Step 9: Connecting to Azure Analysis Services
This is more on the advanced/enterprise side.
Go to Home → Get Data → Azure → Azure Analysis Services
Enter the server
Select your model
Choose Live Connection
Click Connect
Here, you’re not importing data, you’re connecting directly to an existing model.
If you’re noticing a pattern, you’re right:
Connect → Preview → Transform → Load
Once you get comfortable with that flow, switching between data sources becomes second nature.
Conclusion
Connecting to multiple data sources in Power BI isn’t just a setup step, it’s where everything begins.
Because the truth is, your dashboard is only as good as the data behind it. And in real-life scenarios, that data is coming from different places, in different formats, and sometimes in very questionable conditions.

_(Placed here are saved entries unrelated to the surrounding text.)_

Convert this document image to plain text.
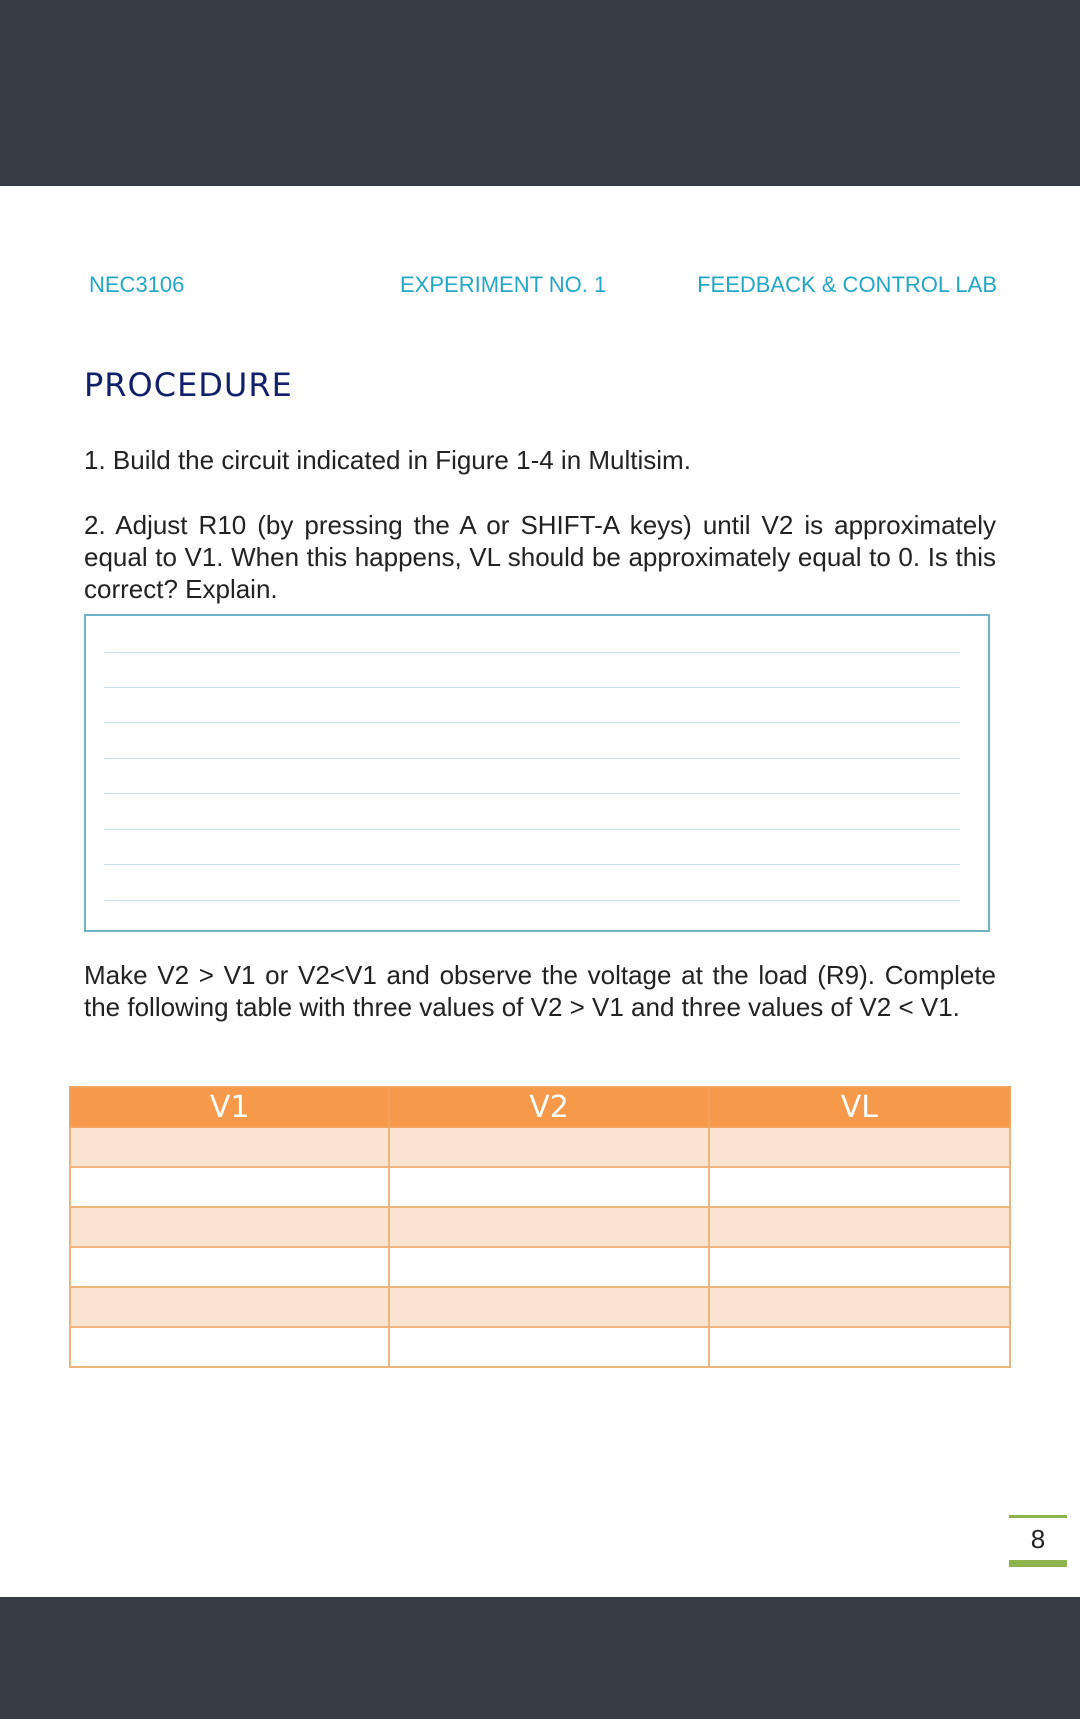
NEC3106	EXPERIMENT NO. 1	FEEDBACK & CONTROL LAB
PROCEDURE
1. Build the circuit indicated in Figure 1-4 in Multisim.
2. Adjust R10 (by pressing the A or SHIFT-A keys) until V2 is approximately equal to V1. When this happens, VL should be approximately equal to 0. Is this correct? Explain.
Make V2 > V1 or V2<V1 and observe the voltage at the load (R9). Complete the following table with three values of V2 > V1 and three values of V2 < V1.
V1	V2	VL

8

Power BI makes this process manageable, especially with Power Query acting as your cleanup zone. It gives you the chance to actually understand your data before jumping into visuals.
But here’s the important part:
connecting data is easy; preparing it properly is where the real skill is.
When you take the time to:
catch inconsistencies early
handle missing or messy values
and shape your data properly
you end up with reports that people can actually trust.
And that’s the goal, not just pretty dashboards, but reliable insights.
At the end of the day, good analysis doesn’t start with charts.
It starts with how well you bring your data together in the first place.